Her parents grew up a few miles from each other and were baptized at the Dolphin Baptist Church, a mile up Liberty Road from the store. They dated at Brunswick High School and married; their two daughters came along in 1960 and 1962.

"They struggled a lot when we were coming up," said Brown. "Daddy had two jobs, and my mom worked in the sewing factory. . . . We lived in a five-room trailer for a long time."

Her parents started the business in 1981. "When the opportunity came up for them to have the store, that was their chance to give back to the community," she said.

They put in 18-hour days, recalls Vaughan. "We [worked] together . . . we [ate] together, slept together, went to church together," he said. "We'd go home at night -- I'd cut grass; she'd fix supper."

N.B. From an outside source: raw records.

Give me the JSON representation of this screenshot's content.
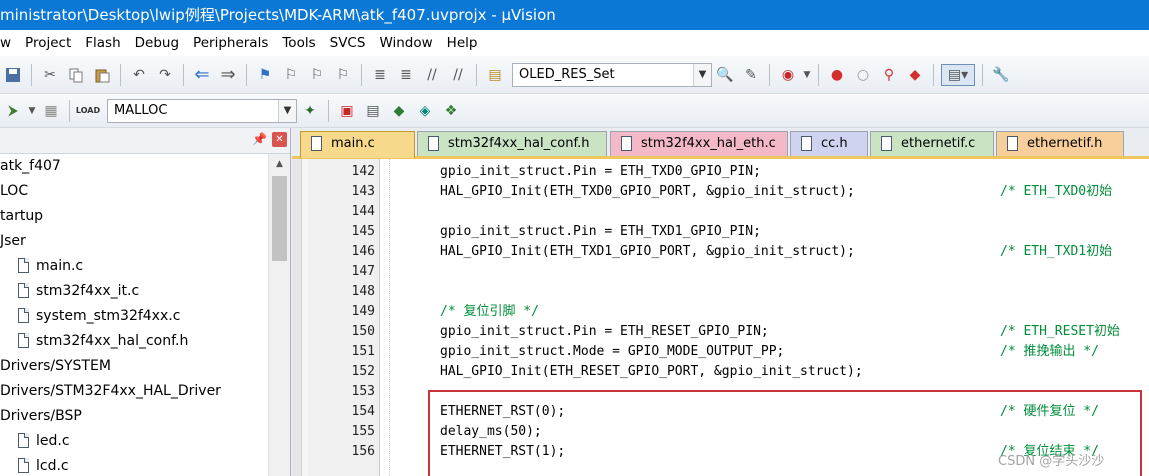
{
  "window": {
    "title": "ministrator\\Desktop\\lwip例程\\Projects\\MDK-ARM\\atk_f407.uvprojx - µVision"
  },
  "menu": [
    "w",
    "Project",
    "Flash",
    "Debug",
    "Peripherals",
    "Tools",
    "SVCS",
    "Window",
    "Help"
  ],
  "toolbar": {
    "target_combo": "OLED_RES_Set",
    "build_target": "MALLOC"
  },
  "project_panel": {
    "items": [
      {
        "label": "atk_f407",
        "file": false
      },
      {
        "label": "LOC",
        "file": false
      },
      {
        "label": "tartup",
        "file": false
      },
      {
        "label": "Jser",
        "file": false
      },
      {
        "label": "main.c",
        "file": true
      },
      {
        "label": "stm32f4xx_it.c",
        "file": true
      },
      {
        "label": "system_stm32f4xx.c",
        "file": true
      },
      {
        "label": "stm32f4xx_hal_conf.h",
        "file": true
      },
      {
        "label": "Drivers/SYSTEM",
        "file": false
      },
      {
        "label": "Drivers/STM32F4xx_HAL_Driver",
        "file": false
      },
      {
        "label": "Drivers/BSP",
        "file": false
      },
      {
        "label": "led.c",
        "file": true
      },
      {
        "label": "lcd.c",
        "file": true
      }
    ]
  },
  "tabs": [
    {
      "label": "main.c",
      "color": "#f6d98a",
      "active": true
    },
    {
      "label": "stm32f4xx_hal_conf.h",
      "color": "#c9e3c3"
    },
    {
      "label": "stm32f4xx_hal_eth.c",
      "color": "#f4b9c7"
    },
    {
      "label": "cc.h",
      "color": "#cfd3f0"
    },
    {
      "label": "ethernetif.c",
      "color": "#c9e3c3"
    },
    {
      "label": "ethernetif.h",
      "color": "#f8cf9a"
    }
  ],
  "editor": {
    "lines": [
      {
        "n": "142",
        "code": "gpio_init_struct.Pin = ETH_TXD0_GPIO_PIN;",
        "comment": ""
      },
      {
        "n": "143",
        "code": "HAL_GPIO_Init(ETH_TXD0_GPIO_PORT, &gpio_init_struct);",
        "comment": "/* ETH_TXD0初始"
      },
      {
        "n": "144",
        "code": "",
        "comment": ""
      },
      {
        "n": "145",
        "code": "gpio_init_struct.Pin = ETH_TXD1_GPIO_PIN;",
        "comment": ""
      },
      {
        "n": "146",
        "code": "HAL_GPIO_Init(ETH_TXD1_GPIO_PORT, &gpio_init_struct);",
        "comment": "/* ETH_TXD1初始"
      },
      {
        "n": "147",
        "code": "",
        "comment": ""
      },
      {
        "n": "148",
        "code": "",
        "comment": ""
      },
      {
        "n": "149",
        "code": "",
        "comment": "/* 复位引脚 */"
      },
      {
        "n": "150",
        "code": "gpio_init_struct.Pin = ETH_RESET_GPIO_PIN;",
        "comment": "/* ETH_RESET初始"
      },
      {
        "n": "151",
        "code": "gpio_init_struct.Mode = GPIO_MODE_OUTPUT_PP;",
        "comment": "/* 推挽输出 */"
      },
      {
        "n": "152",
        "code": "HAL_GPIO_Init(ETH_RESET_GPIO_PORT, &gpio_init_struct);",
        "comment": ""
      },
      {
        "n": "153",
        "code": "",
        "comment": ""
      },
      {
        "n": "154",
        "code": "ETHERNET_RST(0);",
        "comment": "/* 硬件复位 */"
      },
      {
        "n": "155",
        "code": "delay_ms(50);",
        "comment": ""
      },
      {
        "n": "156",
        "code": "ETHERNET_RST(1);",
        "comment": "/* 复位结束 */"
      }
    ]
  },
  "watermark": "CSDN @学头沙沙"
}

When the nearby Fire Department had a fish fry, Vaughan donated the food. Brown said her mother crocheted clothes for babies born in the area.

"Daddy and Mama would deliver groceries to the elderly," she said, and they extended credit to people on Social Security. They loaned money to a woman with throat cancer to help with medical expenses.

That woman's son, Brian Roberts, then 22, was the first law officer to reach the store. He had been sworn in as a deputy sheriff just five days before walking into the scene of a capital murder.

Today Roberts, who grew up on a family farm half a mile from the store, is the Brunswick County sheriff. At 32, he is the youngest sheriff in the state.

"It was the community grocery store," he said. "Every day of my life as a child I was in that store, whether it was just to pick up a cake, or lunch or whatever." Its closing was a great loss to Dolphin, he said.

The two robbers fled to Washington. They returned days later, were quickly arrested and confessed.

Kevin Green was tried and sentenced to death, but the verdict was thrown out on appeal. He was retried and sentenced to death a second time. David Green, a juvenile, pleaded guilty and was sentenced to 23 years.

Before sentencing Kevin Green on Jan. 24, 2002, Judge James A. Luke asked him if he had anything to say. "No," responded Green. "Do I have any remorse? No, I don't. I'm ready to die."

His lawyers are expected to appeal to the U.S. Supreme Court and have filed a clemency petition with Gov. Timothy M. Kaine. Although courts have disagreed, they say Green, who had no prior criminal record, is retarded and, therefore, cannot be executed.

Vaughan made it through the trials and the ordeal of testifying. For six years he lived in his Dolphin home alone, rarely venturing out. He has since moved to South Hill, to be near Brown, and he has remarried.

Brown is moving on with her life, though, she said, "I keep waiting for that phone to ring, or waiting for her to come to the door."

"It all just happened so fast and so quick. I know it's been 10 years but it's even hard to go to the grave site. I just cry like a little kid. This shouldn't have never happened to her.

"Why didn't they just take the money and run?"